Nuno Marques, responsável pela empresa Portalimpex, licenciado em Engenharia Agrícola pela UÉ e Mário Carvalho, docente da UÉ e investigador do ICAAM - Instituto de Ciências Agrárias e Ambientais Mediterrânicas, foram galardoados com o Land and Soil Management Award, prémio atribuído a nível europeu ao projeto mais inovador no desenvolvimento da intensificação sustentável da agricultura, pela European Landwoner´s Organisation (ELO).

Para o investigador, “este prémio é o reconhecimento do trabalho conjunto da Universidade de Évora e dos empresários agrícolas com quem trabalhamos”, onde o trabalho em rede com um conjunto de empresas têm permitido desenvolver e difundir estes sistemas. Para Nuno Marques, “colocar os melhores investigadores e docentes em contacto com a economia real” é a fórmula certa para o progresso de Portugal.

Universidade de Évora (UÉ) - Em que consiste o projeto que motivou o prémio e que benefícios daí poderão ser retirados?
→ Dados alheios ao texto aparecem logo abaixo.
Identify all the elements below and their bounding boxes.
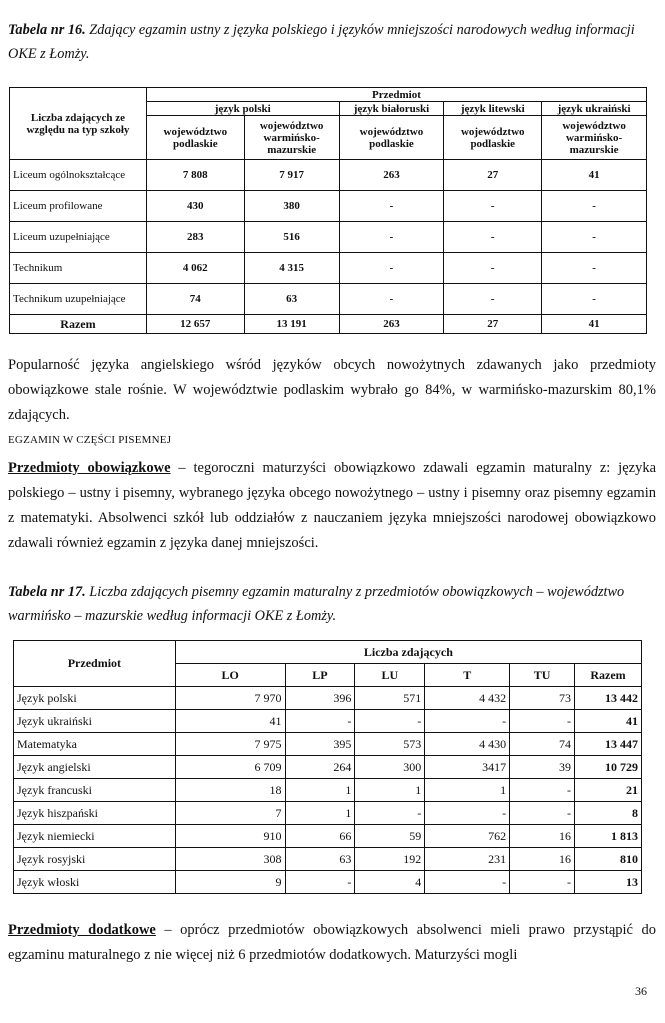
cell: 9 xyxy=(175,871,285,894)
cell: 74 xyxy=(146,284,244,315)
table-row xyxy=(14,871,642,894)
cell: 18 xyxy=(175,779,285,802)
cell: - xyxy=(355,710,425,733)
cell: 7 975 xyxy=(175,733,285,756)
total-cell: 13 447 xyxy=(575,733,642,756)
cell: 3417 xyxy=(425,756,510,779)
cell: 7 917 xyxy=(244,160,339,191)
cell: 59 xyxy=(355,825,425,848)
cell: - xyxy=(425,871,510,894)
table-row xyxy=(10,222,647,253)
table16-subject: język polski xyxy=(146,102,339,116)
total-cell: 263 xyxy=(339,315,444,334)
compulsory-subjects-lead: Przedmioty obowiązkowe xyxy=(8,460,171,476)
cell: 192 xyxy=(355,848,425,871)
cell: 63 xyxy=(285,848,355,871)
table-total-row xyxy=(10,315,647,334)
cell: 66 xyxy=(285,825,355,848)
cell: 380 xyxy=(244,191,339,222)
cell: - xyxy=(339,253,444,284)
table16-rowhead: Liczba zdających ze względu na typ szkoły xyxy=(10,88,147,160)
cell: 910 xyxy=(175,825,285,848)
table16-subject: język białoruski xyxy=(339,102,444,116)
row-label: Liceum ogólnokształcące xyxy=(10,160,147,191)
cell: 762 xyxy=(425,825,510,848)
cell: 63 xyxy=(244,284,339,315)
table17 xyxy=(13,640,642,894)
total-cell: 21 xyxy=(575,779,642,802)
table17-column-header: T xyxy=(425,664,510,687)
cell: 7 808 xyxy=(146,160,244,191)
cell: 27 xyxy=(444,160,542,191)
cell: - xyxy=(339,191,444,222)
cell: 16 xyxy=(510,848,575,871)
cell: 7 xyxy=(175,802,285,825)
compulsory-subjects-text: – tegoroczni maturzyści obowiązkowo zdawali egzamin maturalny z: języka polskiego – ustny i pisemny, wybranego języka obcego nowożytnego – ustny i pisemny oraz pisemny egzamin z matematyki. Absolwenci szkół lub oddziałów z nauczaniem języka mniejszości narodowej obowiązkowo zdawali również egzamin z języka danej mniejszości. xyxy=(8,460,657,551)
row-label: Technikum xyxy=(10,253,147,284)
cell: 573 xyxy=(355,733,425,756)
row-label: Język niemiecki xyxy=(14,825,176,848)
row-label: Matematyka xyxy=(14,733,176,756)
cell: 4 xyxy=(355,871,425,894)
table-row xyxy=(10,284,647,315)
table-row xyxy=(14,779,642,802)
table-row xyxy=(10,191,647,222)
table16-caption xyxy=(8,18,656,66)
cell: 300 xyxy=(355,756,425,779)
cell: 7 970 xyxy=(175,687,285,710)
cell: 74 xyxy=(510,733,575,756)
table16-region: województwo podlaskie xyxy=(444,116,542,160)
table-row xyxy=(14,733,642,756)
total-cell: 13 442 xyxy=(575,687,642,710)
row-label: Język francuski xyxy=(14,779,176,802)
table16-subject: język litewski xyxy=(444,102,542,116)
cell: - xyxy=(444,253,542,284)
table16 xyxy=(9,87,647,334)
cell: - xyxy=(444,191,542,222)
cell: - xyxy=(339,284,444,315)
table16-region: województwo podlaskie xyxy=(339,116,444,160)
cell: 4 062 xyxy=(146,253,244,284)
cell: - xyxy=(510,871,575,894)
total-cell: 1 813 xyxy=(575,825,642,848)
cell: 396 xyxy=(285,687,355,710)
total-cell: 13 191 xyxy=(244,315,339,334)
total-cell: 12 657 xyxy=(146,315,244,334)
table17-group-header: Liczba zdających xyxy=(175,641,641,664)
total-cell: 810 xyxy=(575,848,642,871)
table17-column-header: TU xyxy=(510,664,575,687)
table17-column-header: LO xyxy=(175,664,285,687)
row-label: Liceum profilowane xyxy=(10,191,147,222)
table17-rowhead: Przedmiot xyxy=(14,641,176,687)
row-label: Język ukraiński xyxy=(14,710,176,733)
table16-region: województwo warmińsko-mazurskie xyxy=(244,116,339,160)
paragraph-compulsory-subjects xyxy=(8,456,656,556)
table17-column-header: Razem xyxy=(575,664,642,687)
table16-subject: język ukraiński xyxy=(542,102,647,116)
table16-region: województwo warmińsko-mazurskie xyxy=(542,116,647,160)
table16-caption-label: Tabela nr 16. xyxy=(8,22,86,38)
cell: 308 xyxy=(175,848,285,871)
cell: 6 709 xyxy=(175,756,285,779)
table-row xyxy=(10,160,647,191)
cell: - xyxy=(444,222,542,253)
row-label: Język włoski xyxy=(14,871,176,894)
cell: 395 xyxy=(285,733,355,756)
table16-group-header: Przedmiot xyxy=(146,88,646,102)
cell: 41 xyxy=(175,710,285,733)
cell: - xyxy=(425,802,510,825)
cell: 41 xyxy=(542,160,647,191)
row-label: Liceum uzupełniające xyxy=(10,222,147,253)
total-cell: 27 xyxy=(444,315,542,334)
cell: 16 xyxy=(510,825,575,848)
cell: - xyxy=(542,191,647,222)
table-row xyxy=(14,802,642,825)
cell: 1 xyxy=(285,802,355,825)
table-row xyxy=(14,825,642,848)
additional-subjects-text: – oprócz przedmiotów obowiązkowych absolwenci mieli prawo przystąpić do egzaminu maturalnego z nie więcej niż 6 przedmiotów dodatkowych. Maturzyści mogli xyxy=(8,922,657,963)
cell: - xyxy=(425,710,510,733)
cell: 231 xyxy=(425,848,510,871)
row-label: Język hiszpański xyxy=(14,802,176,825)
cell: - xyxy=(285,710,355,733)
cell: 73 xyxy=(510,687,575,710)
row-label: Język angielski xyxy=(14,756,176,779)
row-label: Technikum uzupełniające xyxy=(10,284,147,315)
total-cell: 13 xyxy=(575,871,642,894)
paragraph-additional-subjects xyxy=(8,918,656,968)
cell: 4 432 xyxy=(425,687,510,710)
table-row xyxy=(14,848,642,871)
total-cell: 41 xyxy=(575,710,642,733)
cell: 516 xyxy=(244,222,339,253)
table-row xyxy=(14,756,642,779)
row-label: Język polski xyxy=(14,687,176,710)
table-row xyxy=(14,687,642,710)
cell: - xyxy=(510,710,575,733)
row-label: Język rosyjski xyxy=(14,848,176,871)
table17-caption xyxy=(8,580,656,628)
cell: 1 xyxy=(285,779,355,802)
cell: 39 xyxy=(510,756,575,779)
cell: 430 xyxy=(146,191,244,222)
total-cell: 8 xyxy=(575,802,642,825)
table-row xyxy=(14,710,642,733)
table16-region: województwo podlaskie xyxy=(146,116,244,160)
cell: - xyxy=(542,284,647,315)
total-cell: 10 729 xyxy=(575,756,642,779)
additional-subjects-lead: Przedmioty dodatkowe xyxy=(8,922,156,938)
paragraph-english-popularity: Popularność języka angielskiego wśród języków obcych nowożytnych zdawanych jako przedmioty obowiązkowe stale rośnie. W województwie podlaskim wybrało go 84%, w warmińsko-mazurskim 80,1% zdających. xyxy=(8,357,656,423)
page-number: 36 xyxy=(635,984,647,998)
total-cell: 41 xyxy=(542,315,647,334)
cell: 4 315 xyxy=(244,253,339,284)
table17-column-header: LU xyxy=(355,664,425,687)
cell: - xyxy=(510,802,575,825)
table17-caption-text: Liczba zdających pisemny egzamin maturalny z przedmiotów obowiązkowych – województwo warmińsko – mazurskie według informacji OKE z Łomży. xyxy=(8,584,625,624)
total-label: Razem xyxy=(10,315,147,334)
table16-caption-text: Zdający egzamin ustny z języka polskiego i języków mniejszości narodowych według informacji OKE z Łomży. xyxy=(8,22,635,62)
cell: 1 xyxy=(355,779,425,802)
cell: 264 xyxy=(285,756,355,779)
cell: - xyxy=(510,779,575,802)
cell: - xyxy=(355,802,425,825)
cell: - xyxy=(444,284,542,315)
table17-caption-label: Tabela nr 17. xyxy=(8,584,86,600)
cell: - xyxy=(339,222,444,253)
cell: 263 xyxy=(339,160,444,191)
cell: - xyxy=(285,871,355,894)
section-heading: EGZAMIN W CZĘŚCI PISEMNEJ xyxy=(8,434,172,446)
cell: - xyxy=(542,253,647,284)
cell: 571 xyxy=(355,687,425,710)
cell: 4 430 xyxy=(425,733,510,756)
table-row xyxy=(10,253,647,284)
table17-column-header: LP xyxy=(285,664,355,687)
cell: - xyxy=(542,222,647,253)
cell: 1 xyxy=(425,779,510,802)
cell: 283 xyxy=(146,222,244,253)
Mário de Carvalho (MC) - O prémio é atribuído a projectos empresariais e não a projectos de investigação. A Universidade de Évora, através do ICAAM, tem vindo desde há muitos anos a trabalhar com um grupo de empresários no desenvolvimento de sistemas de agricultura de conservação, como base de uma intensificação sustentável da agricultura, ou seja, a capacidade de produzirmos mais gastando menos conseguindo dessa forma um aumento da sustentabilidade económica e ambiental dos nossos sistema agrícolas. O projecto que se candidatou foi o da empresa Portalimpex do Eng.º Nuno Marques, que do grupo de agricultores envolvido é o mais antigo e o que tem o sistema mais evoluído. O Eng.º Nuno Marques designou a candidatura “Creating new land and soil management opportunities under Mediterranean soil and climatic limitations”, que acho um título brilhante pois traduz a essência do projecto. A agricultura portuguesa precisa urgentemente de aumentar a produtividade da terra e simultaneamente a eficiência no uso de factores de produção, com especial relevância para a água e os fertilizantes. Para isso colocamos o solo no centro das nossas preocupações de forma a aumentarmos o seu teor em matéria orgânica e a sua drenagem. A estratégia agronómica assenta em cinco vectores: 1) a sementeira directa, como forma de reduzir a erosão do solo e a taxa de mineralização da matéria orgânica; 2) a devolução dos resíduos orgânicos ao solo, como os resíduos das culturas e estrumes produzidos na exploração, como forma de enriquecer o solo; 3) a rotação de culturas como forma de aumentar a biodiversidade do sistema reduzindo-se assim a incorporação de pesticidas e, ainda, de permitir a melhoria da drenagem do solo: são as próprias culturas utilizadas na rotação que têm feito o trabalho de forma gratuita; 4) a utilização da água de rega em culturas de sementeira no Outono/Inverno que, necessitando de menos rega permitem um grande aumento da produtividade da água. Como consequência a empresa evoluiu de uma área regada de 80 ha em 1989, quando a principal cultura regada era o milho, para ter actualmente 220 ha regados em forragens e cereais de Outono/Inverno; 5) aumento da produtividade das pastagens de sequeiro através a adubação e pastoreio correcto.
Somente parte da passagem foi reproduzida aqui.